Sungguh hati saya bagai disayat-sayat sembilu ketika itu. Perasaan saya campur aduk tak menentu melihat kenyataan ini. Betapa zalimnya para pemimpin di negri ini yang tidak bersegera bertindak melihat anak-anak negrinya dalam keadaan seperti itu. Masya Alloh….apakah jabatan dan kemewahan yang dimiliki para pejabat itu begitu menyilaukan dan membuat mereka tak lagi sempat mengurusi rakyatnya yang ditimpa nestapa perih karena himpitan ekonomi  semacam pak Munawir dan  keluarganya ini?  Entahlah, yang pasti saya sulit berkata-kata ketika itu, apalagi setelah rekan saya menunjukkan lebih banyak lagi orang-orang yang bernasib sama dengan keluarga pak Munawir di bumi NTB ketika itu. Betapa anehnya keadaan kita yang buminya begitu subur, gemah ripah loh jinawi, akan tetapi rakyatnya hidup dalam himpitan tekanan ekonomi sedemikian rupa. Perlu dicatat ketika itu NTB adalah propinsi kedua setelah NTT di mana banyak  ditemukan anak-anak penderita busung lapar  seperti keluarga Bapak Munawir.  Setelah itu, dengan dibantu LSM lokal yang menjadi mitra kerja lembaga tempat saya bernaung, kami membuat program reguler berupa program perbaikan gizi dengan pemberian susu dan makanan sehat secara gratis bagi dusun-dusun miskin dan penyuluhan dari kader-kader relawan kesehatan di NTB. Semua diawali dengan pemberian daging kurban Idul Adha yang dititipkan para donatur dari Jakarta kepada kami ketika itu.  Saat pemotongan hewan kurban dan memberikan daging-daging itu kepada para keluarga-keluarga miskin itu termasuk Bapak Munawir dan keluarganya, tak terasa mata saya menghangat haru. Wajah-wajah kuyu dan kurus itu tersenyum dan berulang kali mengucapkan terimakasih kepada saya dan kawan-kawan. Sebagian orang tua anak-anak penderita busung lapar itu memeluk saya dengan menangis sambil terbata-bata berkata di telinga saya,

“Terimakasih nak, terimakasih…..semoga Alloh membalas budi baikmu dan mengangkat derajat keluargamu…” Dada saya terasa sesak. Saya hanyalah relawan yang kebetulan dititipi amanah menyalurkan bantuan, tidak lebih. Tapi rasa syukur mereka begitu dalam dan tulus. Bagi mereka, bisa makan daging sapi sehat dan segar semacam itu mungkin ya cuma bisa datang 1 tahun sekali saat lebaran Idul Adha semacam ini, itupun bila di desa mereka ada yang kebetulan memotong hewan kurban.  Setelah itu, para rekan relawan lokal kami yang ada di NTB bekerjasama dengan Lembaga yang menugaskan saya di Jakarta meneruskan program reguler perbaikan gizi pada saat itu kepada keluarga-keluarga penderita Busung Lapar berupa pemberian susu dan makanan sehat serta penggalakkan kegiatan Pos Yandu yang salah satunya adalah secara rutin menimbang berat badan bayi serta penyuluhan-penyuluhan kesehatan. 
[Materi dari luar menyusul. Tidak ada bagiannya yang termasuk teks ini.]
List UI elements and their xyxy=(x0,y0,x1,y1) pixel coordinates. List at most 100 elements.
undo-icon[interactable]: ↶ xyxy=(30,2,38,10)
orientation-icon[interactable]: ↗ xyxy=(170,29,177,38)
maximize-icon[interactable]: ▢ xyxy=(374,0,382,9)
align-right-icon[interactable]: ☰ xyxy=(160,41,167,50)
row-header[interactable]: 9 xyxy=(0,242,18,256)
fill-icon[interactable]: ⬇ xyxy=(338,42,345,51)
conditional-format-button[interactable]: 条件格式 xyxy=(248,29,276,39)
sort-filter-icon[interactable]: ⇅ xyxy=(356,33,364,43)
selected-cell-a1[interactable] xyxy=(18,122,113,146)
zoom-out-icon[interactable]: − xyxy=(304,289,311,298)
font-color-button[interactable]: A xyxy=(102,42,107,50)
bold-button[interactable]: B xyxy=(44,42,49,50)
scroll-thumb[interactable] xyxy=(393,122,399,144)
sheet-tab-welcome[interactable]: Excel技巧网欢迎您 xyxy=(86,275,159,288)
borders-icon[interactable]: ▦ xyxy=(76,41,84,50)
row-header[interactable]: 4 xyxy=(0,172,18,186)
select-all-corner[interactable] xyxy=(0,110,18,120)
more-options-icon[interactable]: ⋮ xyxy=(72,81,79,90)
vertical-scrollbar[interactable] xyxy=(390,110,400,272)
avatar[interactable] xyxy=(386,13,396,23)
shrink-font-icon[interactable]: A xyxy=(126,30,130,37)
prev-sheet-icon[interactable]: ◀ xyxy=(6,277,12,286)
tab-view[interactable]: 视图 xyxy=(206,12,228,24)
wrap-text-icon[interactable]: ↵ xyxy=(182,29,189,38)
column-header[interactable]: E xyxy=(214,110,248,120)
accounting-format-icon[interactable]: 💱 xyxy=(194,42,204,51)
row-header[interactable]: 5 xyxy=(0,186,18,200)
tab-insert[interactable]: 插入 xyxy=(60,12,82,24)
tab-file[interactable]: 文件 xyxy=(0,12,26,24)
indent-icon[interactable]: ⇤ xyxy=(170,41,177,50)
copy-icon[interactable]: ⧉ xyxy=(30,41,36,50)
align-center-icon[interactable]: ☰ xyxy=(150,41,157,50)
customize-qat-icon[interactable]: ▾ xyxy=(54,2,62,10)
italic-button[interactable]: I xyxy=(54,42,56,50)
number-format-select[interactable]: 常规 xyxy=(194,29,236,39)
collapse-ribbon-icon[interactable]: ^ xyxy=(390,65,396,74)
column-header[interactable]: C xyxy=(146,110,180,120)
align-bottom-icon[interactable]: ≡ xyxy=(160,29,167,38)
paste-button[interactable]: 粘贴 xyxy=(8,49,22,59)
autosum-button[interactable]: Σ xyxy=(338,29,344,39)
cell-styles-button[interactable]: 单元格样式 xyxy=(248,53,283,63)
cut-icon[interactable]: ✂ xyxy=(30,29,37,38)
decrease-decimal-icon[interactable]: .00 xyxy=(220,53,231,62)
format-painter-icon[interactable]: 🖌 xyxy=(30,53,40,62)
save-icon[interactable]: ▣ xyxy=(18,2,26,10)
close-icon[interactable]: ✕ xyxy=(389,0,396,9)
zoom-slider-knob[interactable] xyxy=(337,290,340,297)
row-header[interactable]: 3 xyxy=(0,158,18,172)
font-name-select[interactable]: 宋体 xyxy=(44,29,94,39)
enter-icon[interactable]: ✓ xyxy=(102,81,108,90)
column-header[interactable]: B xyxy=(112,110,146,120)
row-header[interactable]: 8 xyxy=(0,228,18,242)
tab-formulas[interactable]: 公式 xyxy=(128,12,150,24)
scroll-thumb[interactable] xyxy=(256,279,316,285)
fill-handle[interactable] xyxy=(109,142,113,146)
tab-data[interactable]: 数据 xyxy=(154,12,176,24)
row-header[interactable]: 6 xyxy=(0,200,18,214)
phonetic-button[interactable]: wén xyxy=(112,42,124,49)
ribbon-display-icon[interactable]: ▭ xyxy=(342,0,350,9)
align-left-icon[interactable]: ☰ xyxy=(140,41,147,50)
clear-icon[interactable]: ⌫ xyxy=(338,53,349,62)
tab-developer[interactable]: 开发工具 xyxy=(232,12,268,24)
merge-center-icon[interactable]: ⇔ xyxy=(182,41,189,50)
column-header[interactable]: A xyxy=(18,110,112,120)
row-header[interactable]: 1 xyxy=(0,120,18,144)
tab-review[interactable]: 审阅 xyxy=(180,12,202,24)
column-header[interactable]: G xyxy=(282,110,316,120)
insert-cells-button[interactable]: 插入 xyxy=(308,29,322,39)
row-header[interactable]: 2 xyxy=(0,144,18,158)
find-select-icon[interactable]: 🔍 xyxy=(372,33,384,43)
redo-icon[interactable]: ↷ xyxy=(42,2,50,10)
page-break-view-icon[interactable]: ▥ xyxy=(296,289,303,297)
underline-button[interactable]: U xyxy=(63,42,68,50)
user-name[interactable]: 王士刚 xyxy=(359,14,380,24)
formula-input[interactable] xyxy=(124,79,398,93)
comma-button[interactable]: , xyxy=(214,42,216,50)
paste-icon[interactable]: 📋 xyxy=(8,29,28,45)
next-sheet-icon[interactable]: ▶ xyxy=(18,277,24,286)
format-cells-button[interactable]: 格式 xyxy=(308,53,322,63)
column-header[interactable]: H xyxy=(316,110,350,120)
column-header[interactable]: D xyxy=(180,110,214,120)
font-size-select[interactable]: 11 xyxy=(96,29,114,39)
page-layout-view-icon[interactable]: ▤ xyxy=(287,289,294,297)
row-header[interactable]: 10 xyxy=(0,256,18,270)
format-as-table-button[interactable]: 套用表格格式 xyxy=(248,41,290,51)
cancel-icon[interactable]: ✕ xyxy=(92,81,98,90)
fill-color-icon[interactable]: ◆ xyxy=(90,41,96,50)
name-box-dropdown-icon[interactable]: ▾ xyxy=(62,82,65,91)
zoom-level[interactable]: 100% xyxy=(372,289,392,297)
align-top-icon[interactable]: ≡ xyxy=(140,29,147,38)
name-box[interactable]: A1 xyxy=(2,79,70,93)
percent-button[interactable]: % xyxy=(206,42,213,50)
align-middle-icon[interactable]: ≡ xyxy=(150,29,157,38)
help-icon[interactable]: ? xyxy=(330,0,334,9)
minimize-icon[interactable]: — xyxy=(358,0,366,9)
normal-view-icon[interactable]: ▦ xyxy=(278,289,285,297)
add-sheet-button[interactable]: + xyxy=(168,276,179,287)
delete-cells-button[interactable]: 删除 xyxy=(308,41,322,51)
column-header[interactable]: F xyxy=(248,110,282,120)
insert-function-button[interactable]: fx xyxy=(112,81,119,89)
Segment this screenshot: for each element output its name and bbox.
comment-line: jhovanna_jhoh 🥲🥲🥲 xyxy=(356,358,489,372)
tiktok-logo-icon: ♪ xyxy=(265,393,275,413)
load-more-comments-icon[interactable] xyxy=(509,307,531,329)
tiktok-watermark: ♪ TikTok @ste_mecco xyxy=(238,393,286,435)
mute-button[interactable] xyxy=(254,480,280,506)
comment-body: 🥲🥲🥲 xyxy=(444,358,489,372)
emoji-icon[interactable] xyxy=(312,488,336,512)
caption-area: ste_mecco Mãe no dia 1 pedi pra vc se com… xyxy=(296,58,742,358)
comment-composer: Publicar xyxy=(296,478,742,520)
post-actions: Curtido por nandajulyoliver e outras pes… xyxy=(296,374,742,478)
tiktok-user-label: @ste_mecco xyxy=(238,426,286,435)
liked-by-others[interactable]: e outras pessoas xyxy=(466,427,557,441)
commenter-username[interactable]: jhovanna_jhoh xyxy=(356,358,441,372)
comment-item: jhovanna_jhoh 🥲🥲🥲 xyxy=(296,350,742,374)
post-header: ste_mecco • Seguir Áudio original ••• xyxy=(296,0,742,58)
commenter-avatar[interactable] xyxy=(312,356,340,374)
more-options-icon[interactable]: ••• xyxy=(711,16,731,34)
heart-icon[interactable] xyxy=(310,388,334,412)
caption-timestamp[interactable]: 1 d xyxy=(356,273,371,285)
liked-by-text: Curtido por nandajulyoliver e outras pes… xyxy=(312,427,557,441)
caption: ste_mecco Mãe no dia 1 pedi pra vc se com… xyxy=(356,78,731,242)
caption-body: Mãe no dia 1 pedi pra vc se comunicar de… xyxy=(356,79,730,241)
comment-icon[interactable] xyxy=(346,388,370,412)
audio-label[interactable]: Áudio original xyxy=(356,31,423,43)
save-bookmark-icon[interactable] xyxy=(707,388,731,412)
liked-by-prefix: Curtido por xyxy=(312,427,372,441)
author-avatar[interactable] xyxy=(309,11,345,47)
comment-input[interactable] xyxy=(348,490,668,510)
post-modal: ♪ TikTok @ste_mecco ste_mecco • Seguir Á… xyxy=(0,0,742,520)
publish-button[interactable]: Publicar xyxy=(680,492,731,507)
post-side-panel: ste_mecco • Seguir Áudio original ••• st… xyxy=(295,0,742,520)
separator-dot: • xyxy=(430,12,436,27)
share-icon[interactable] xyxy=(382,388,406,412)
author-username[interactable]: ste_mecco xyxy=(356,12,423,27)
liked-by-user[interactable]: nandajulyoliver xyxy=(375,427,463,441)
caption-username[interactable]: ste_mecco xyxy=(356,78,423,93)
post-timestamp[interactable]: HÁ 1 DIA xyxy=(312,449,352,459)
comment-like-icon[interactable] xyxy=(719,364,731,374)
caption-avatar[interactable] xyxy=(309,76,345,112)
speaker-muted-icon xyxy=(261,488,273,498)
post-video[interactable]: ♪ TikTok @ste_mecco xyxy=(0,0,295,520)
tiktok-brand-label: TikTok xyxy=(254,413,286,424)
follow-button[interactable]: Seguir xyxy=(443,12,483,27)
Semestinya para relawan lokal itulah yang sebenarnya lebih pantas menerima semua ucapan terima-kasih dari para keluarga penderita busung lapar, merekalah yang dengan sabar terus mengadvokasi dan memberi bantuan sebisa-bisanya dengan semua keterbatasan sumber dana yang mereka miliki.  Dari mereka saya banyak belajar bahwa kesungguhan dan keikhlasan berbuat untuk sesama akan memberi efek secara langsung kepada diri kita sendiri. Apalagi kalau bukan kebahagiaan hati. Dengan membantu sesama sekecil apapun, kita sebagai pribadi akan merasa jauh lebih berarti dan hidup itu sendiri baru akan terasa memiliki makna.  Semoga Alloh menjaga hati saya dan menurunkan pemimpin yang adil di negri ini, karena setelah 5 tahun berlalu sejak saya pergi ke NTB itu, sampai hari saya masih mendengar berita mengenai busung lapar ini masih muncul di beberapa stasiun TV di beberapa wilayah lain di Indonesia termasuk di pulau Jawa dan bahkan terakhir ada berita semacam itu di pinggir Ibukota Jakarta ini, di mana para pejabat dan wakil rakyat hidup mewah dan sangat rajin studi banding keluar negri.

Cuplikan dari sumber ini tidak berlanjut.